In moral terms, this violence is not filled with hatred nor is it linked to the old colonizing humanism. The love that this violence encompasses is as brutal as violence itself, because it is not the kind of love made of complacency or contemplation but rather a love of action and transformation.

This is why Cinema Novo didn’t produce melodramas. The women of Cinema Novo have always searched for a possible way out for love, given the impossibility of loving when famished: the prototypical woman of Porto das Caixas kills her husband; Dandara in Ganga Zumba escapes from war for a romantic love; Sinhá Vitória dreams of new times for her children; Rosa descends into crime to save Manuel and to love him; the priest’s girl rips his vestment to win him over; the woman in O Desafio breaks with her lover so as to remain faithful to her bourgeois husband; the woman in São Paulo S. A. wishes for the safety of a petit bourgeois love, reducing her husband’s life to a mediocre system.

The time has long passed since Cinema Novo had to justify its existence. Cinema Novo is an ongoing, self-explanatory process that is helping us to se e reality clearer, freeing us from the debilitating delirium of hunger. Cinema Novo cannot develop effectively while it remains marginal to the economic and cultural processes of the Latin American continent. Furthermore, Cinema Novo is a phenomenon of colonized peoples everywhere and not a privilege of Brazil. Wherever there is a filmmaker prepared to film the truth and oppose the hypocrisy and repression of censorship, there will be the living spirit of Cinema Novo. Wherever there is a filmmaker prepared to stand up against commercialism, exploitation, pornography, and the tyranny of technique, there will be the living spirit of Cinema Novo. Wherever there is a filmmaker, of any age or background, ready to place his cinema and his profession at the service of the great causes of his time, there will be the living spirit of Cinema Novo. This is our definition and through this definition, Cinema Novo marginalizes itself from the industry, because the commitment of Industrial Cinema is to lies and exploitation.

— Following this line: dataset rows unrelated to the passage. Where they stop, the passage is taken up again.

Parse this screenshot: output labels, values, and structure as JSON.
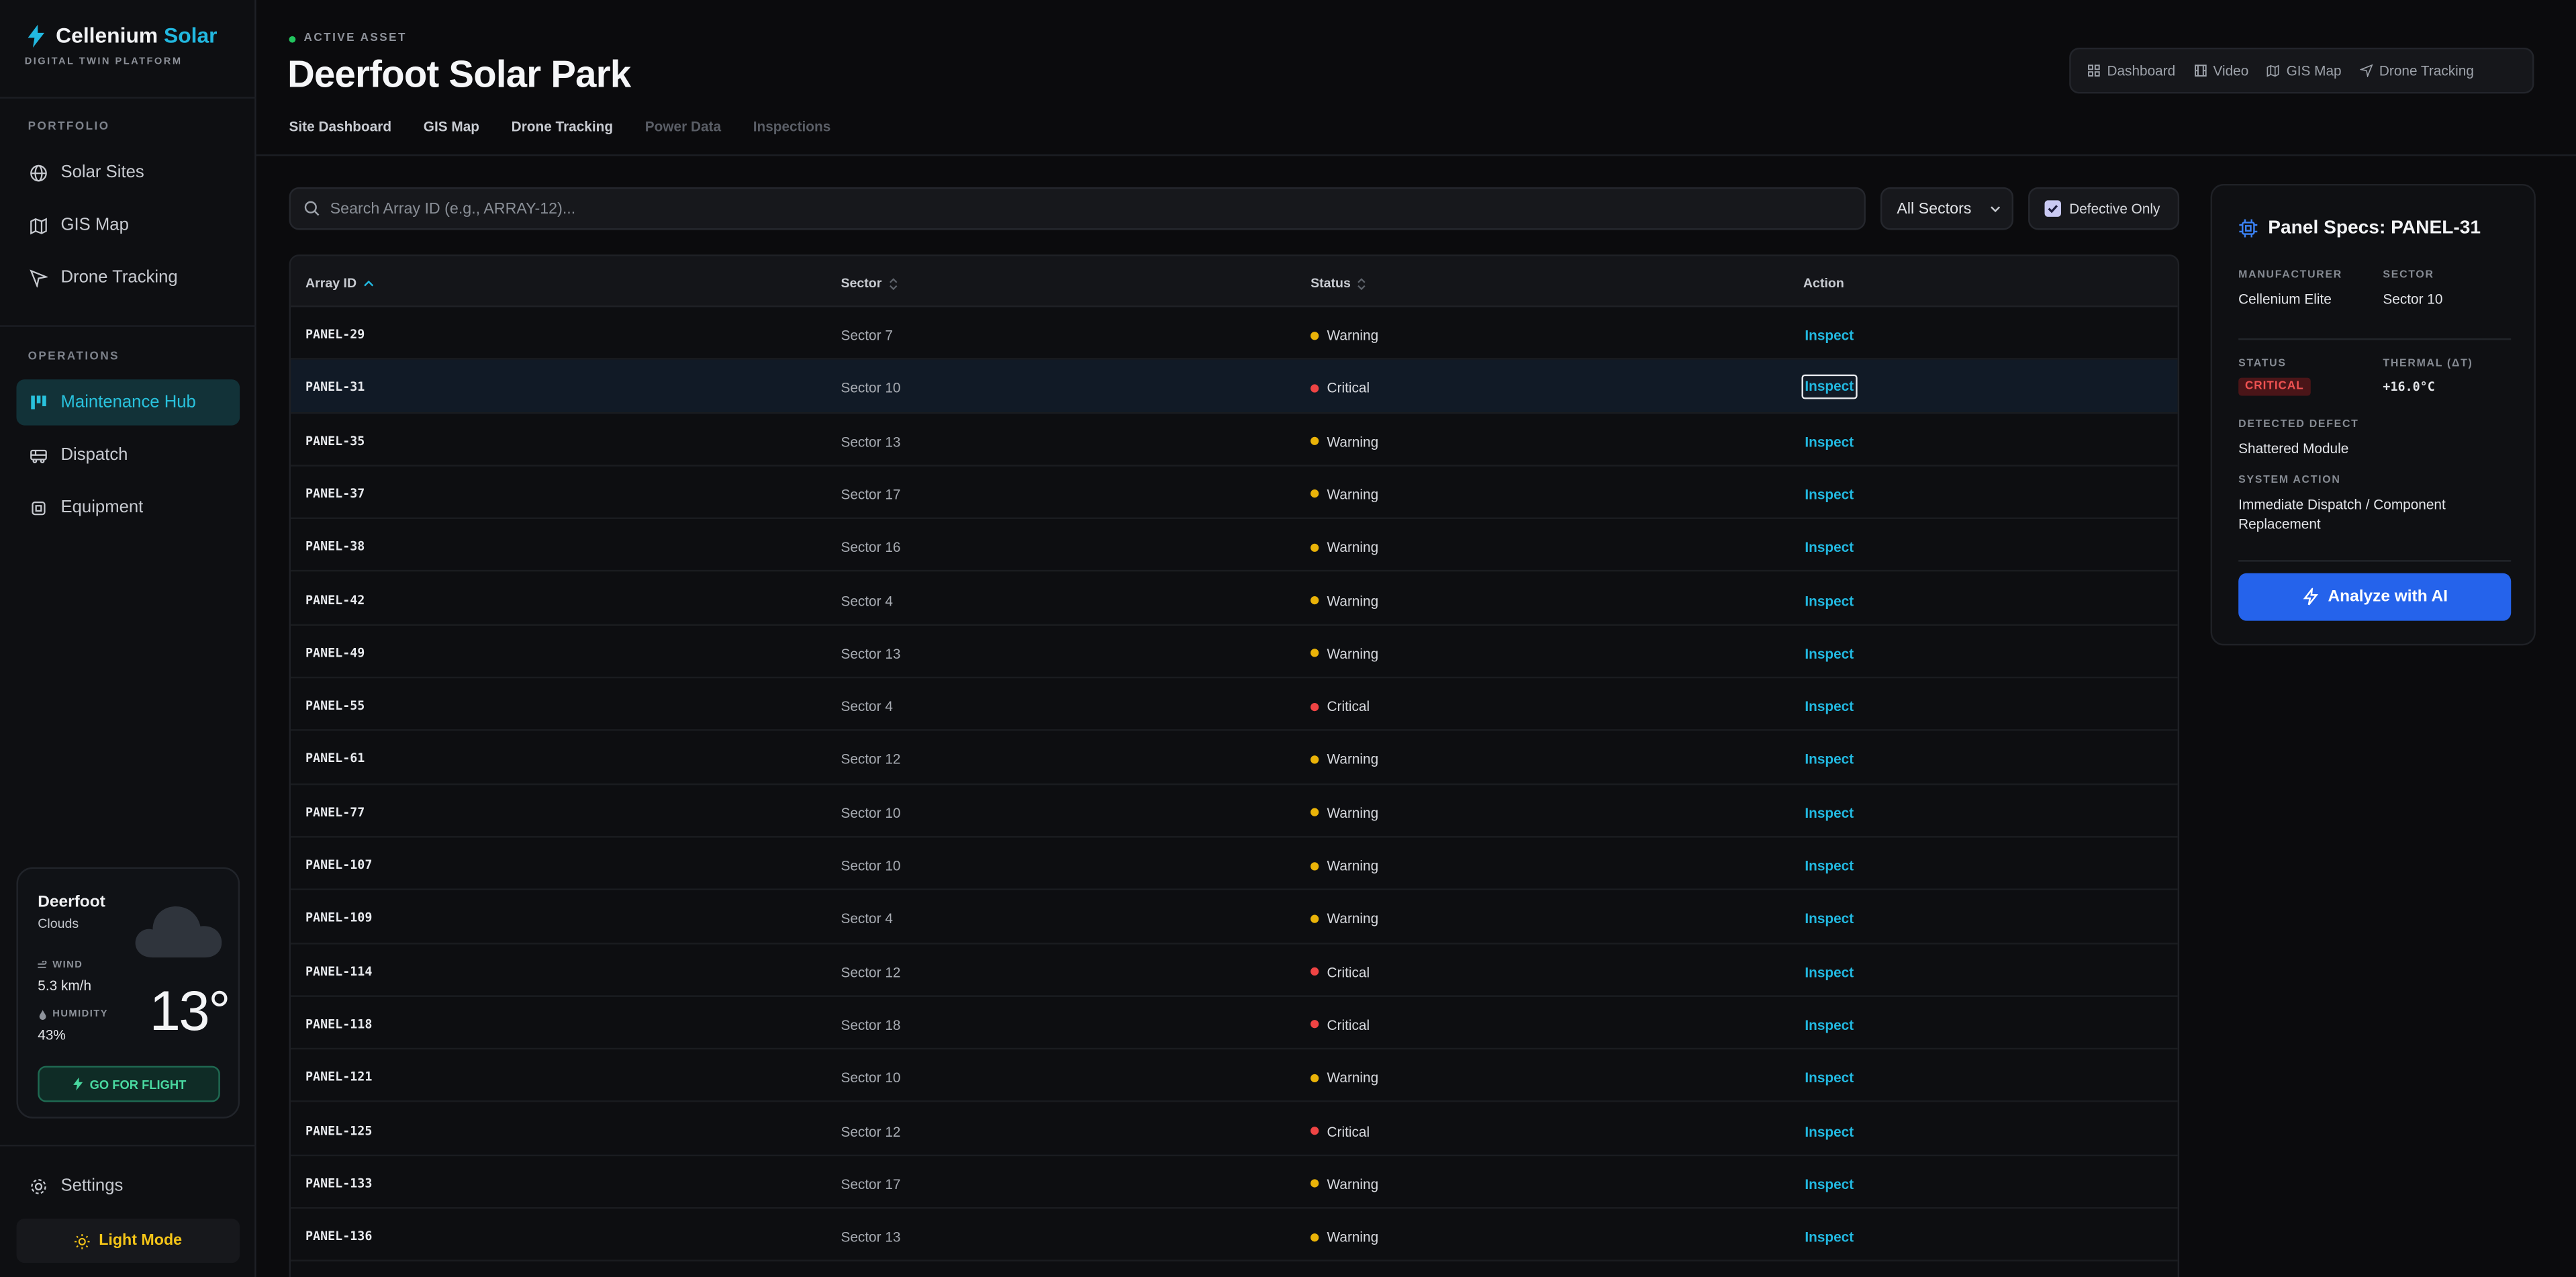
{
  "app": {
    "brand_primary": "Cellenium",
    "brand_accent": "Solar",
    "tagline": "DIGITAL TWIN PLATFORM"
  },
  "sidebar": {
    "portfolio_label": "PORTFOLIO",
    "operations_label": "OPERATIONS",
    "portfolio_items": [
      {
        "label": "Solar Sites",
        "icon": "globe-icon"
      },
      {
        "label": "GIS Map",
        "icon": "map-icon"
      },
      {
        "label": "Drone Tracking",
        "icon": "navigation-icon"
      }
    ],
    "operations_items": [
      {
        "label": "Maintenance Hub",
        "icon": "kanban-icon",
        "active": true
      },
      {
        "label": "Dispatch",
        "icon": "truck-icon"
      },
      {
        "label": "Equipment",
        "icon": "cpu-icon"
      }
    ],
    "settings_label": "Settings",
    "light_mode_label": "Light Mode"
  },
  "weather": {
    "city": "Deerfoot",
    "condition": "Clouds",
    "wind_label": "WIND",
    "wind_value": "5.3 km/h",
    "humidity_label": "HUMIDITY",
    "humidity_value": "43%",
    "temperature": "13°",
    "flight_button": "GO FOR FLIGHT"
  },
  "header": {
    "status_label": "ACTIVE ASSET",
    "title": "Deerfoot Solar Park",
    "tabs": [
      {
        "label": "Site Dashboard",
        "enabled": true
      },
      {
        "label": "GIS Map",
        "enabled": true
      },
      {
        "label": "Drone Tracking",
        "enabled": true
      },
      {
        "label": "Power Data",
        "enabled": false
      },
      {
        "label": "Inspections",
        "enabled": false
      }
    ],
    "quick_links": [
      {
        "label": "Dashboard",
        "icon": "grid-icon"
      },
      {
        "label": "Video",
        "icon": "film-icon"
      },
      {
        "label": "GIS Map",
        "icon": "map-icon"
      },
      {
        "label": "Drone Tracking",
        "icon": "navigation-icon"
      }
    ]
  },
  "filters": {
    "search_placeholder": "Search Array ID (e.g., ARRAY-12)...",
    "search_value": "",
    "sector_selected": "All Sectors",
    "defective_only_label": "Defective Only",
    "defective_only_checked": true
  },
  "table": {
    "columns": {
      "id": "Array ID",
      "sector": "Sector",
      "status": "Status",
      "action": "Action"
    },
    "sort_column": "Array ID",
    "sort_direction": "asc",
    "rows": [
      {
        "id": "PANEL-29",
        "sector": "Sector 7",
        "status": "Warning",
        "action": "Inspect"
      },
      {
        "id": "PANEL-31",
        "sector": "Sector 10",
        "status": "Critical",
        "action": "Inspect",
        "selected": true
      },
      {
        "id": "PANEL-35",
        "sector": "Sector 13",
        "status": "Warning",
        "action": "Inspect"
      },
      {
        "id": "PANEL-37",
        "sector": "Sector 17",
        "status": "Warning",
        "action": "Inspect"
      },
      {
        "id": "PANEL-38",
        "sector": "Sector 16",
        "status": "Warning",
        "action": "Inspect"
      },
      {
        "id": "PANEL-42",
        "sector": "Sector 4",
        "status": "Warning",
        "action": "Inspect"
      },
      {
        "id": "PANEL-49",
        "sector": "Sector 13",
        "status": "Warning",
        "action": "Inspect"
      },
      {
        "id": "PANEL-55",
        "sector": "Sector 4",
        "status": "Critical",
        "action": "Inspect"
      },
      {
        "id": "PANEL-61",
        "sector": "Sector 12",
        "status": "Warning",
        "action": "Inspect"
      },
      {
        "id": "PANEL-77",
        "sector": "Sector 10",
        "status": "Warning",
        "action": "Inspect"
      },
      {
        "id": "PANEL-107",
        "sector": "Sector 10",
        "status": "Warning",
        "action": "Inspect"
      },
      {
        "id": "PANEL-109",
        "sector": "Sector 4",
        "status": "Warning",
        "action": "Inspect"
      },
      {
        "id": "PANEL-114",
        "sector": "Sector 12",
        "status": "Critical",
        "action": "Inspect"
      },
      {
        "id": "PANEL-118",
        "sector": "Sector 18",
        "status": "Critical",
        "action": "Inspect"
      },
      {
        "id": "PANEL-121",
        "sector": "Sector 10",
        "status": "Warning",
        "action": "Inspect"
      },
      {
        "id": "PANEL-125",
        "sector": "Sector 12",
        "status": "Critical",
        "action": "Inspect"
      },
      {
        "id": "PANEL-133",
        "sector": "Sector 17",
        "status": "Warning",
        "action": "Inspect"
      },
      {
        "id": "PANEL-136",
        "sector": "Sector 13",
        "status": "Warning",
        "action": "Inspect"
      }
    ]
  },
  "status_colors": {
    "Warning": "#eab308",
    "Critical": "#ef4444"
  },
  "detail_panel": {
    "title": "Panel Specs: PANEL-31",
    "manufacturer_label": "MANUFACTURER",
    "manufacturer_value": "Cellenium Elite",
    "sector_label": "SECTOR",
    "sector_value": "Sector 10",
    "status_label": "STATUS",
    "status_badge": "CRITICAL",
    "thermal_label": "THERMAL (ΔT)",
    "thermal_value": "+16.0°C",
    "defect_label": "DETECTED DEFECT",
    "defect_value": "Shattered Module",
    "action_label": "SYSTEM ACTION",
    "action_value": "Immediate Dispatch / Component Replacement",
    "analyze_button": "Analyze with AI"
  }
}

The economical and industrial integration of Cinema Novo depends on the freedom of Latin America. Cinema Novo makes every effort toward achieving this freedom, in its own name and in that of both its closest and more dispersed participants, from the most ignorant to the most talented, from the weakest to the strongest. It is a moral question that will be reflected in our films, whether we’re filming a man or a house, in every observed detail, in philosophy: it is not a single film but an evolving complex of films that will ultimately make the public aware of its own misery.

This is why we don’t have wider points of contact with World Cinema.

Cinema Novo is a project produced out of a politics of hunger, and suffers, for that very reason, all weaknesses derived from its particular existence.


1 This is the period of the presidencies of Jânio Quadros (1961) and João Goulart (1961–64), the latter of which defended a wide agricultural, educational and constitutional reform, including a democratic redistribution of land, a dialogue with unions, the extension of voting rights, and the legalization of the Brazilian Communist Party. The period ended with the 1964 military coup, supported by the USA.—Ed.

2 Protagonists of Pereira dos Santos’s Vidas Secas, Ruy Guerra’s Os Fuzis, and Glauber Rocha’s Deus e o Diabo na Terra do Sol, respectively.